For the newbies, give the text a shot, chuckle a bit, and expand your scope on the world while remembering that the human experience is just that, an experience.

Tuesday, November 3, 2015

Stephen King's Duma Key: A Book Review



Stephen King’s Duma Key is a slow burn. One of the many bargain books I grabbed for when I need a relaxed read, this text took a slightly different angle than I expected. With King, you typically get a white knuckle page turner, or a psychological epic looking to mystify even if it doesn’t horrify. Going in blind, I had hopes of the former, but found the latter. Duma Key comes as a text that chronicles the recovery of Edgar Freemantle who lost his arm and part of his sanity in a freak construction site accident. Edgar becomes possessed with the supernatural, a force that he cannot control, and a force that ultimately attempts to consume him.

Written just a few years after King himself was almost killed while walking in Maine, the text echoes with King’s own battle to return to normalcy post-accident. In the case of Freemantle, Edgar leaves the frozen north and heads south, taking up residence in a mysterious pink house on Duma Key, just outside of Tampa on the Florida Gulf Coast. Here, Edgar slowly walks out his hip, here he begins to hear the shells talk, here he rediscovers a propensity for art that becomes a fascination with art and an innate talent that leads to a gallery show. Yet, as always happens with King, the art is supernatural, ghosts are afoot, and the key slowly reveals a haunted past, a strange enemy, and the far reaching fingers of said supernatural foe. If you have read King, all the familiar elements are here—not that this is a problem per se, just do not expect something new and revolutionary.

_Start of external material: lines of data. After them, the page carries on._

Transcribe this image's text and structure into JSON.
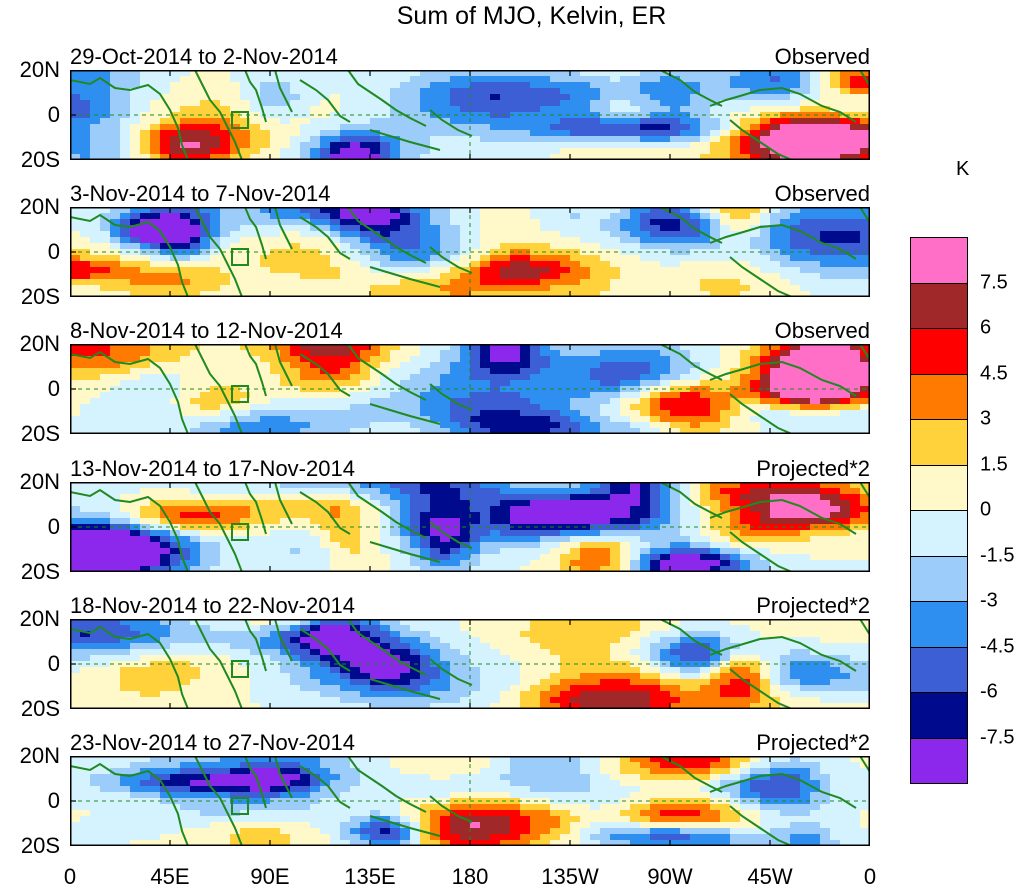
{
  "title": "Sum of MJO, Kelvin, ER",
  "lat_labels": [
    "20N",
    "0",
    "20S"
  ],
  "lon_labels": [
    "0",
    "45E",
    "90E",
    "135E",
    "180",
    "135W",
    "90W",
    "45W",
    "0"
  ],
  "panels": [
    {
      "date": "29-Oct-2014 to 2-Nov-2014",
      "status": "Observed",
      "seed": 1
    },
    {
      "date": "3-Nov-2014 to 7-Nov-2014",
      "status": "Observed",
      "seed": 2
    },
    {
      "date": "8-Nov-2014 to 12-Nov-2014",
      "status": "Observed",
      "seed": 3
    },
    {
      "date": "13-Nov-2014 to 17-Nov-2014",
      "status": "Projected*2",
      "seed": 4
    },
    {
      "date": "18-Nov-2014 to 22-Nov-2014",
      "status": "Projected*2",
      "seed": 5
    },
    {
      "date": "23-Nov-2014 to 27-Nov-2014",
      "status": "Projected*2",
      "seed": 6
    }
  ],
  "colorbar": {
    "unit": "K",
    "colors": [
      "#ff6ec7",
      "#a02828",
      "#ff0000",
      "#ff7a00",
      "#ffd23c",
      "#fff8c8",
      "#d4f3ff",
      "#9cccfa",
      "#2e8ff0",
      "#3d5fd6",
      "#000a8c",
      "#8c28ec"
    ],
    "labels": [
      "7.5",
      "6",
      "4.5",
      "3",
      "1.5",
      "0",
      "-1.5",
      "-3",
      "-4.5",
      "-6",
      "-7.5"
    ]
  },
  "coast_color": "#1f8a1f"
}
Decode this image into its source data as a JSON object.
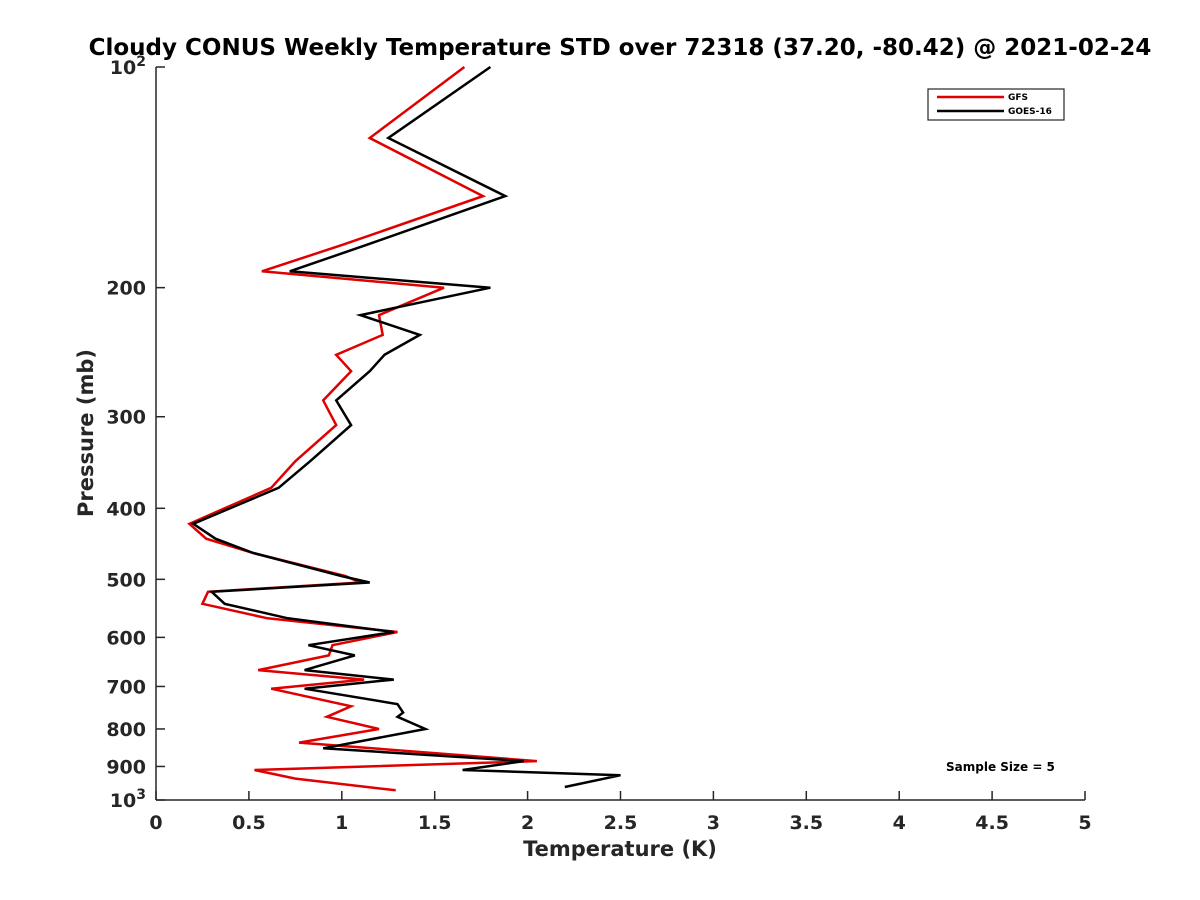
{
  "chart_data": {
    "type": "line",
    "title": "Cloudy CONUS Weekly Temperature STD over 72318 (37.20, -80.42) @ 2021-02-24",
    "xlabel": "Temperature (K)",
    "ylabel": "Pressure (mb)",
    "xlim": [
      0,
      5
    ],
    "ylim": [
      100,
      1000
    ],
    "y_scale": "log",
    "y_reversed": true,
    "x_ticks": [
      "0",
      "0.5",
      "1",
      "1.5",
      "2",
      "2.5",
      "3",
      "3.5",
      "4",
      "4.5",
      "5"
    ],
    "y_ticks": [
      {
        "value": 100,
        "base": "10",
        "exp": "2"
      },
      {
        "value": 200,
        "label": "200"
      },
      {
        "value": 300,
        "label": "300"
      },
      {
        "value": 400,
        "label": "400"
      },
      {
        "value": 500,
        "label": "500"
      },
      {
        "value": 600,
        "label": "600"
      },
      {
        "value": 700,
        "label": "700"
      },
      {
        "value": 800,
        "label": "800"
      },
      {
        "value": 900,
        "label": "900"
      },
      {
        "value": 1000,
        "base": "10",
        "exp": "3"
      }
    ],
    "legend_position": "top-right",
    "annotation": "Sample Size = 5",
    "series": [
      {
        "name": "GFS",
        "color": "#e00000",
        "points": [
          [
            1.66,
            100
          ],
          [
            1.15,
            125
          ],
          [
            1.76,
            150
          ],
          [
            1.0,
            175
          ],
          [
            0.57,
            190
          ],
          [
            1.55,
            200
          ],
          [
            1.2,
            218
          ],
          [
            1.22,
            232
          ],
          [
            0.97,
            247
          ],
          [
            1.05,
            260
          ],
          [
            0.9,
            285
          ],
          [
            0.97,
            308
          ],
          [
            0.75,
            345
          ],
          [
            0.62,
            375
          ],
          [
            0.18,
            420
          ],
          [
            0.27,
            440
          ],
          [
            0.52,
            460
          ],
          [
            1.02,
            495
          ],
          [
            1.1,
            505
          ],
          [
            0.28,
            520
          ],
          [
            0.25,
            540
          ],
          [
            0.6,
            565
          ],
          [
            1.3,
            590
          ],
          [
            0.95,
            615
          ],
          [
            0.93,
            635
          ],
          [
            0.55,
            665
          ],
          [
            1.12,
            685
          ],
          [
            0.62,
            705
          ],
          [
            1.05,
            745
          ],
          [
            0.92,
            770
          ],
          [
            1.2,
            800
          ],
          [
            0.77,
            835
          ],
          [
            2.05,
            885
          ],
          [
            0.53,
            910
          ],
          [
            0.75,
            935
          ],
          [
            1.29,
            970
          ]
        ]
      },
      {
        "name": "GOES-16",
        "color": "#000000",
        "points": [
          [
            1.8,
            100
          ],
          [
            1.25,
            125
          ],
          [
            1.88,
            150
          ],
          [
            1.13,
            175
          ],
          [
            0.72,
            190
          ],
          [
            1.8,
            200
          ],
          [
            1.1,
            218
          ],
          [
            1.42,
            232
          ],
          [
            1.23,
            247
          ],
          [
            1.15,
            260
          ],
          [
            0.97,
            285
          ],
          [
            1.05,
            308
          ],
          [
            0.83,
            345
          ],
          [
            0.66,
            375
          ],
          [
            0.2,
            420
          ],
          [
            0.32,
            440
          ],
          [
            0.52,
            460
          ],
          [
            1.0,
            495
          ],
          [
            1.15,
            505
          ],
          [
            0.3,
            520
          ],
          [
            0.37,
            540
          ],
          [
            0.71,
            565
          ],
          [
            1.28,
            590
          ],
          [
            0.82,
            615
          ],
          [
            1.07,
            635
          ],
          [
            0.8,
            665
          ],
          [
            1.28,
            685
          ],
          [
            0.8,
            705
          ],
          [
            1.3,
            740
          ],
          [
            1.33,
            760
          ],
          [
            1.3,
            770
          ],
          [
            1.45,
            800
          ],
          [
            0.9,
            850
          ],
          [
            1.98,
            885
          ],
          [
            1.65,
            910
          ],
          [
            2.5,
            925
          ],
          [
            2.2,
            960
          ]
        ]
      }
    ]
  }
}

All of these facts are interesting, even compelling in the long run, but to get there you have to put in the work. While I have resolve, many will resist sitting through this text, giving up while the scene is still being set, while the aura of the key is just a picture in a real estate pamphlet. The opening pages, after a brief lesson on learning how to draw, burn about as slow as King has ever moved in my experience, but there is a payoff in the end, a thrill ride, some guess work, and a clandestine battle of good versus evil, for isn’t that reality, life in general?

If you like King, you may see a Dark Tower reference of two, but then again his entire opus seems to tie back to the epic. Yet, the Perse, the force behind it all is a unique character, and even uniquely captivating. As you read, just be careful of what you draw.

Favorite Lines:

  • “I feel it should be white. We call it white because we need a word, but its true name is nothing. Black is the absence of light, but white is the absence of memory, the color of can’t remember”
  • “Her gift was hungry. The best gifts—and the worst—always are.”
  • “Pictures are magic, as you know.”
  • “Stay hungry. It worked for Michelangelo, it worked for Picasso…There is nothing as human as hunger. There’s no creation without talent, I give you that, but talent is cheap. Talent goes begging. Hunger is the piston of art.”